After that, he joined NK Mosor from Žrnovica, where he became captain of the team that competed in the Croatian Second Football League, and good games enabled him to transfer to HNK Šibenik, which was then competing in the Croatian First Football League. He made 15 first-team appearances for the Šubićevac team, and in addition to playing football, he simultaneously pursued an academic career.

Due to law studies, he returned to his hometown of Split in 2008, where he performed for the RNK Split, with which he first played in the Croatian Second Football League and then in the First Division, and during that time he was an occasional captain and an important player of the team from the Stadion Park Mladeži.

In 2011, he went abroad for the first time to the Georgian FC Zestaponi to win the Erovnuli Liga, but immediately after winning the title, he returned to his homeland where he again competed for Mosor in the Second Division.

After a season in Mosor, he moved to NK Dugopolje where he again played in the second rank, and with good games came the captain's role. At the end of the season, he went abroad once again, this time to Vietnam and with the FC Hanoi he won the championship title.

At the end of his second foreign engagement, he returned to Dugopolje, where as a team captain he led the club in the fight for the holding of the Second Division status, and then for two seasons he played for NK Solin, and together with his teammates he transferred from the Croatian Third Football League to the Second Division.

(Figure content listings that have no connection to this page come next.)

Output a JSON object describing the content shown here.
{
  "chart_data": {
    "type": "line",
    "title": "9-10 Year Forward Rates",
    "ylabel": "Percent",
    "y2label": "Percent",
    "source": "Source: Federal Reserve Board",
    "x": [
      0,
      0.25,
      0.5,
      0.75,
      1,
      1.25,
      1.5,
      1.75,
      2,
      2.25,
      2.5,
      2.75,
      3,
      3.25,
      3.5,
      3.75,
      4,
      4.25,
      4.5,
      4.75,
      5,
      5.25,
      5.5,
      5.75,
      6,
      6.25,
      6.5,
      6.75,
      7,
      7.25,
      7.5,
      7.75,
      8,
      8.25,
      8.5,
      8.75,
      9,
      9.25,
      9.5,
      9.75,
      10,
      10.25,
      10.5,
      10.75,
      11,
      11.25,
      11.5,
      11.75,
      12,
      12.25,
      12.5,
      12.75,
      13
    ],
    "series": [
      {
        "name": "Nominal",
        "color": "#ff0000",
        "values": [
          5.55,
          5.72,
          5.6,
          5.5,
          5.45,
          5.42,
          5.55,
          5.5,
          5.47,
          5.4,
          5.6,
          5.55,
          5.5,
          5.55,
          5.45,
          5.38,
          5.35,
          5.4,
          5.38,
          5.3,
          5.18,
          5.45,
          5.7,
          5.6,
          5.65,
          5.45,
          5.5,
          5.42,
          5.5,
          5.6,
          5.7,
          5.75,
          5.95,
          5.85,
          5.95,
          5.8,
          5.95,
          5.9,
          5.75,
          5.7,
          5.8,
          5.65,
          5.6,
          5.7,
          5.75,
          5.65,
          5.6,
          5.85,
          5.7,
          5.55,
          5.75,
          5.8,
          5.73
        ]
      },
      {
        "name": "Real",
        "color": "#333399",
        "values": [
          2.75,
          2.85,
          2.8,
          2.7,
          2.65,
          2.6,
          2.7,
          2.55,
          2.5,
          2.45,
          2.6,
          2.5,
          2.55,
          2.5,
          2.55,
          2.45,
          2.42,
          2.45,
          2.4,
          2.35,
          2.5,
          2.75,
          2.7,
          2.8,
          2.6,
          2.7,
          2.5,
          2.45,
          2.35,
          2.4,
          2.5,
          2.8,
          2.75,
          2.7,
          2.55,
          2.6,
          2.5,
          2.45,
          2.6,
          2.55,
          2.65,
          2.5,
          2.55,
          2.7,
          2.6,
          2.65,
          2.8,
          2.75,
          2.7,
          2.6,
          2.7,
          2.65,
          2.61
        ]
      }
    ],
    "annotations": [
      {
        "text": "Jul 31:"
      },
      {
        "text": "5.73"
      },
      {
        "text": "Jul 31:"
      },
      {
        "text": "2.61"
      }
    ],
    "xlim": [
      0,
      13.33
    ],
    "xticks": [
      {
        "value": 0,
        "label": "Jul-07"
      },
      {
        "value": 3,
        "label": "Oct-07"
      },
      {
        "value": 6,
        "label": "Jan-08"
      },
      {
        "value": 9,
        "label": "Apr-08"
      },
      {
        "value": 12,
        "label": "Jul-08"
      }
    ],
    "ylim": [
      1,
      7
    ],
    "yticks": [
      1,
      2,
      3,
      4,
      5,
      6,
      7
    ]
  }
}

Before the end of his career, he joined HNK Hajduk second team, coached by Siniša Oreščanin, where he had the status of a mentor to younger talented players, however, for family reasons in the last half-season he returned to Solin, where he ended his career.

== Post-playing career ==
After his playing career, he returned to Hajduk as an assistant in the academy and team manager of the second team, but after personnel changes and inner club fights, he left the club.

At the end of 2019, he took over as the sports director of NK Solin, the club where he left his biggest mark as a player. He left the position in 2021.

In July 2021 he took over the position of assistant manager of Damac FC.

== Private life ==
Gruica graduated from the Faculty of Law in Split and is a married father of two children.